We're both jerks. And like alcohol. Like kindred spirits. :V


----------



## CommonBard (Mar 13, 2019)

I've wanted my fursona to represent me. I wear the same green grey beanie IRL that my fursona wears and I wear the beanie because I made it myself. I 'wear' the fursona because I made it myself. My fursona isn't that much different than me, I suppose. Probably just more awesome with a fluffy tail.

now that I think about it, I suppose Bard would be a dj or something, not because I would(or could) do something like that, but because I love my music and that sounds like an awesome job.


----------



## Akinyi (Mar 16, 2019)

My sona is literally just me. The only issue I have is that both of us appear very feminine. I designed her this way to make her more like me and to help me be happy as a girl, but recently I've come out as trans/bigender and I'm struggling to work it out.
Akinyi has the same problem I guess; she looks feminine so it's hard for her to 'pull off' being a guy even though it's how we both want to be seen.
In time, I just hope I stay as attached to her as I've always been. I don't want to lose connection with her over a construct like gender...


----------



## Seiden (Mar 24, 2019)

My fursona is 100% myself, except that he's a cat and doesn't wear shoes. To me, that's the meaning of a fursona. If he wasn't myself, I'd call him a "character".


----------



## Lorim (Mar 25, 2019)

Well, the biggest difference is that it's visually appealing. The biggest similarity is that it's as confused about itself as I am about myself.


----------



## Asher Grey (Apr 9, 2019)

Seiden said:


> My fursona is 100% myself, except that he's a cat and doesn't wear shoes. To me, that's the meaning of a fursona. If he wasn't myself, I'd call him a "character".


I feel that tbh, though I still call mine a character since he can be in fictional situations


----------



## Firuthi Dragovic (Apr 14, 2019)

70% of current me.

He's basically what might have happened if my original path in life had worked out... and if my meltdowns were much more destructive.


----------



## Tyll'a (Apr 15, 2019)

Tyll'a is a part of me, and I'm a part of him.  But our experiences in life have been very different.


----------



## ConorHyena (Apr 15, 2019)

Mine and my sona's character are similar, and some events we both experienced have similar impacts, even though the events are usually differentiated slightly.

Else, he's sometimes like I wish to be, and some parts of him are the parts I'm afraid of becoming myself.

Plus, we're both great shots.


----------



## Nonamenoname (Apr 15, 2019)

I have two fursonas, one represents eroticism, the other, faith.
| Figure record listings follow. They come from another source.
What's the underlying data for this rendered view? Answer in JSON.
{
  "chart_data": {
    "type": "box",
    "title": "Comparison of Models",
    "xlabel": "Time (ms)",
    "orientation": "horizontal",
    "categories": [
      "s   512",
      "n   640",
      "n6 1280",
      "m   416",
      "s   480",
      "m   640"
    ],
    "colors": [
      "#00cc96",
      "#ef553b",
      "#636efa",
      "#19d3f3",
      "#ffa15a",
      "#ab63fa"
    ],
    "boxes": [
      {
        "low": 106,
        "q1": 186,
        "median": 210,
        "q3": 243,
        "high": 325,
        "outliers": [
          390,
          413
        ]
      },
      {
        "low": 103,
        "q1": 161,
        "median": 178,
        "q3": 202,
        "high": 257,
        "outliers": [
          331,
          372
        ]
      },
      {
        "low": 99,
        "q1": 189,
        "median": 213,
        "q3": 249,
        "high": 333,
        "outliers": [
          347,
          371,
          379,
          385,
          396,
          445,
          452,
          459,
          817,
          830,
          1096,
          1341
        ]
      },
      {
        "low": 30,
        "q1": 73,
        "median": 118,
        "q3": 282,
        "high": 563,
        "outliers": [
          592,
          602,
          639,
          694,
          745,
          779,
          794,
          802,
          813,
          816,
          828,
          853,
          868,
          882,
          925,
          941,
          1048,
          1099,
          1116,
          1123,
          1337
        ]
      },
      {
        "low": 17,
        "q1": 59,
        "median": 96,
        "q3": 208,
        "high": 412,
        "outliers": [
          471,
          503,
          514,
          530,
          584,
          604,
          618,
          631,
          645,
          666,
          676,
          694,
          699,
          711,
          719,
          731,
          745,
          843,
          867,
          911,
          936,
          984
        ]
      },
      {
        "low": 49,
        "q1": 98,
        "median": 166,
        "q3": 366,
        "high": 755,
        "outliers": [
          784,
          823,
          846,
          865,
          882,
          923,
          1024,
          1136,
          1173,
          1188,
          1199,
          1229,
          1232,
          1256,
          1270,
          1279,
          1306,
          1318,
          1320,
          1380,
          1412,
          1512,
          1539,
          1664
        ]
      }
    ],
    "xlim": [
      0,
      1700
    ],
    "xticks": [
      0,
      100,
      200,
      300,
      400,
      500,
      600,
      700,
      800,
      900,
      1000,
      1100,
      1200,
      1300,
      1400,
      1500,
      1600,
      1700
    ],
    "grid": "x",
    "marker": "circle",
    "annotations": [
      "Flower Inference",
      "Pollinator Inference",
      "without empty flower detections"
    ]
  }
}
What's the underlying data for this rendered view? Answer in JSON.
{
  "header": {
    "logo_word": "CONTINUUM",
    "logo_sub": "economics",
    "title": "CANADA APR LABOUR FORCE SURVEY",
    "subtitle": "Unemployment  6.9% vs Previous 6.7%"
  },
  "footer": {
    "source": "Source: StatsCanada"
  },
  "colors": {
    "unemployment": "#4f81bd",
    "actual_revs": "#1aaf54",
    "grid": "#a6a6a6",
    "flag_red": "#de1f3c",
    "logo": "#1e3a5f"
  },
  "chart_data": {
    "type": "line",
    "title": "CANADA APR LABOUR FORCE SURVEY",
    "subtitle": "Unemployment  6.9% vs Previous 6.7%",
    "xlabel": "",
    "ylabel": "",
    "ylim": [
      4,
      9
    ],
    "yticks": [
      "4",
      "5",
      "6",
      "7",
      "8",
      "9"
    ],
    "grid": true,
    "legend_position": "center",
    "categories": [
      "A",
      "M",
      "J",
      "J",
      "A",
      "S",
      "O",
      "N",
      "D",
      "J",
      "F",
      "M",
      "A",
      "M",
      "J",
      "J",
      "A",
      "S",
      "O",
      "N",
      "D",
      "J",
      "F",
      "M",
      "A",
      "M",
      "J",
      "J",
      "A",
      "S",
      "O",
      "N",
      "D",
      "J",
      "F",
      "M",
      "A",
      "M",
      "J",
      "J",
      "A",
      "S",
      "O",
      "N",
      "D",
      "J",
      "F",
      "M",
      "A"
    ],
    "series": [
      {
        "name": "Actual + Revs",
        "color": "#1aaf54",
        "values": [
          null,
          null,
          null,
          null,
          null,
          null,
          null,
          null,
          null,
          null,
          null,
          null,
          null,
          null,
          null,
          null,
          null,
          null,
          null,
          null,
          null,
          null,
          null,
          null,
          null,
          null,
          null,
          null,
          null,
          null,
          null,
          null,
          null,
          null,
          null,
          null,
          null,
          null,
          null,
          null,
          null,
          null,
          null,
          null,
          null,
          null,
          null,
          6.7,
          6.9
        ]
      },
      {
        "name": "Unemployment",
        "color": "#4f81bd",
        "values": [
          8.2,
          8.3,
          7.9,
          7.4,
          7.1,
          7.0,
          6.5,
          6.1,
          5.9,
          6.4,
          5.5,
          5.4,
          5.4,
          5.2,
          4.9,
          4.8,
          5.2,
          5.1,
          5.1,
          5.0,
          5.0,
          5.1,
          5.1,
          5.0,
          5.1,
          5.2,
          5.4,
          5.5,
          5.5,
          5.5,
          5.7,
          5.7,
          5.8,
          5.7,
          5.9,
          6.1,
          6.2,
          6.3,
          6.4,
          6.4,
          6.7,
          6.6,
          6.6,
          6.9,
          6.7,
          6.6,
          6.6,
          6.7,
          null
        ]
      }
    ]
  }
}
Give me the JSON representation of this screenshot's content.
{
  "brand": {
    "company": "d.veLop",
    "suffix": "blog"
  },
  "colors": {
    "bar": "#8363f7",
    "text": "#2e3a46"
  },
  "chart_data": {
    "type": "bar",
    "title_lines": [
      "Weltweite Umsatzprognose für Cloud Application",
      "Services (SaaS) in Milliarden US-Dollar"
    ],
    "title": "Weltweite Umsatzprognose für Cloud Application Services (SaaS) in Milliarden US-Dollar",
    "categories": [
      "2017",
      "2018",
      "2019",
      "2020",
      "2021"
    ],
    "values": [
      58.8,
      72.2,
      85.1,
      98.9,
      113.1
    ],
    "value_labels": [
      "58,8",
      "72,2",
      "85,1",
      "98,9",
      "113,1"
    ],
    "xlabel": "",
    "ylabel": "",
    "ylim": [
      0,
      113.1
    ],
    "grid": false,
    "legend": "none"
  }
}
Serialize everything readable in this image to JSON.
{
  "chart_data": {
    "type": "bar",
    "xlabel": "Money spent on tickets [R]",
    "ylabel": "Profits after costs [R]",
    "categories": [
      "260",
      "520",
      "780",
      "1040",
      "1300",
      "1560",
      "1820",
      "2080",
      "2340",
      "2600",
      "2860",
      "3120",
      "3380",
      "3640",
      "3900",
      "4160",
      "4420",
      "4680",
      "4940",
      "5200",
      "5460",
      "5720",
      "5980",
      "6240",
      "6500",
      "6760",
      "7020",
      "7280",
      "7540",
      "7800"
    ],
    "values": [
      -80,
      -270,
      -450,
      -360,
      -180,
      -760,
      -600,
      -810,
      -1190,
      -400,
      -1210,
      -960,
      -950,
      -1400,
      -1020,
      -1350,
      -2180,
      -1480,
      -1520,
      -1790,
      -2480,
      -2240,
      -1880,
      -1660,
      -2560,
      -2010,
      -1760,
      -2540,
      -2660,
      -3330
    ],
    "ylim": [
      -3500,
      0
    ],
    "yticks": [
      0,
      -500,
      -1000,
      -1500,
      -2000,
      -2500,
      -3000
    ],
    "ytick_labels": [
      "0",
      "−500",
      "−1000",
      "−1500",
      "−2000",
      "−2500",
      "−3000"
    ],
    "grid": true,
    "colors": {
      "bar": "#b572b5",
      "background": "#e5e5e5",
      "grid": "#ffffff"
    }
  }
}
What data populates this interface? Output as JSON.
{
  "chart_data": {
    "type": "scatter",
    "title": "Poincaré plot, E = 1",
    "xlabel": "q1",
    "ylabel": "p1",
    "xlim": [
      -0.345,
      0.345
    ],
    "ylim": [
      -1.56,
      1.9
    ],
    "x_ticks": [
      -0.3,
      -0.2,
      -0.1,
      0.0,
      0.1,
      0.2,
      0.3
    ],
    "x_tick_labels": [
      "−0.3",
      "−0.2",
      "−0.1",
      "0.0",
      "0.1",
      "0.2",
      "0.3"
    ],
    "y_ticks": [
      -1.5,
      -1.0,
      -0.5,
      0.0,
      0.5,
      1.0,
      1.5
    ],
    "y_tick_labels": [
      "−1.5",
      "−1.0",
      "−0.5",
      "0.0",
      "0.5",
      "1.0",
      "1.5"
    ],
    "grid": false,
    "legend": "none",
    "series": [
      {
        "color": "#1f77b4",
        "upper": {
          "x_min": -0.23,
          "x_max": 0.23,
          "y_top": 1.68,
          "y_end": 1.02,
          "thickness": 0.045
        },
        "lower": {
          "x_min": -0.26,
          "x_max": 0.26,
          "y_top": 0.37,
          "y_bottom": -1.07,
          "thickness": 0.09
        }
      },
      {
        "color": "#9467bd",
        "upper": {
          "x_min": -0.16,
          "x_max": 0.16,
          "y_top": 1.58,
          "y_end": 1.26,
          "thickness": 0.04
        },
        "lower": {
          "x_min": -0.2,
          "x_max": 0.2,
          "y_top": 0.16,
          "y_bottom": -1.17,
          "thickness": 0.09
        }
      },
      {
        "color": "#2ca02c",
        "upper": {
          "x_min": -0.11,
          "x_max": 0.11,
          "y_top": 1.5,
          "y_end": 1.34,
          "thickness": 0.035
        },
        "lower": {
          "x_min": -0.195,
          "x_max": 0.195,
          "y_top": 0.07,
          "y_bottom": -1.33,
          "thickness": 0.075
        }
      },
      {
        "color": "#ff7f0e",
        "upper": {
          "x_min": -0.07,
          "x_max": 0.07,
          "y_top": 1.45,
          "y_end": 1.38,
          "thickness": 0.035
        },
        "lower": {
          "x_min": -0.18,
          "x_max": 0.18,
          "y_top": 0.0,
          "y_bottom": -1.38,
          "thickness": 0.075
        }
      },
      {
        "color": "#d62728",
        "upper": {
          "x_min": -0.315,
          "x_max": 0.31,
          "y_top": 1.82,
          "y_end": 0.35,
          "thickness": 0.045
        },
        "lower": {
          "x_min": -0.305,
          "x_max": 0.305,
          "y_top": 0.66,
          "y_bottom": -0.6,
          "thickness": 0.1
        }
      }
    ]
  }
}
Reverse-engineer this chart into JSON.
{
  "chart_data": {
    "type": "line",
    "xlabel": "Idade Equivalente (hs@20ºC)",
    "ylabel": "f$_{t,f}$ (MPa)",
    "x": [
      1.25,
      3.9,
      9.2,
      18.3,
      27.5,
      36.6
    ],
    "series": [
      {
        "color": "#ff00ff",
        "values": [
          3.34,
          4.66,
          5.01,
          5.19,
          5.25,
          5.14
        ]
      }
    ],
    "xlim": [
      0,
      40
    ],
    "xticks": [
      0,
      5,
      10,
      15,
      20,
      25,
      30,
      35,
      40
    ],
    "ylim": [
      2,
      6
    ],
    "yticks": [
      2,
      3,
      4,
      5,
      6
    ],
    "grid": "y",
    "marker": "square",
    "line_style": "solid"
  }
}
Differences are, they're beautiful anthros, whereas I'm an ugly human.


----------



## riddles (Apr 15, 2019)

my sona is a more-so "honest" version of me. irl me is autistic, a lot of my outer behaviour in socialising is less "me" and more "social rules i know how to follow that will help me blend into this social group". so ripley is less about those rules and more about my internal personality. bc of that though i really can't separate them from personal history and traumas since those things have a big impact on my personality, so it's a bit of a double-edged sword.


----------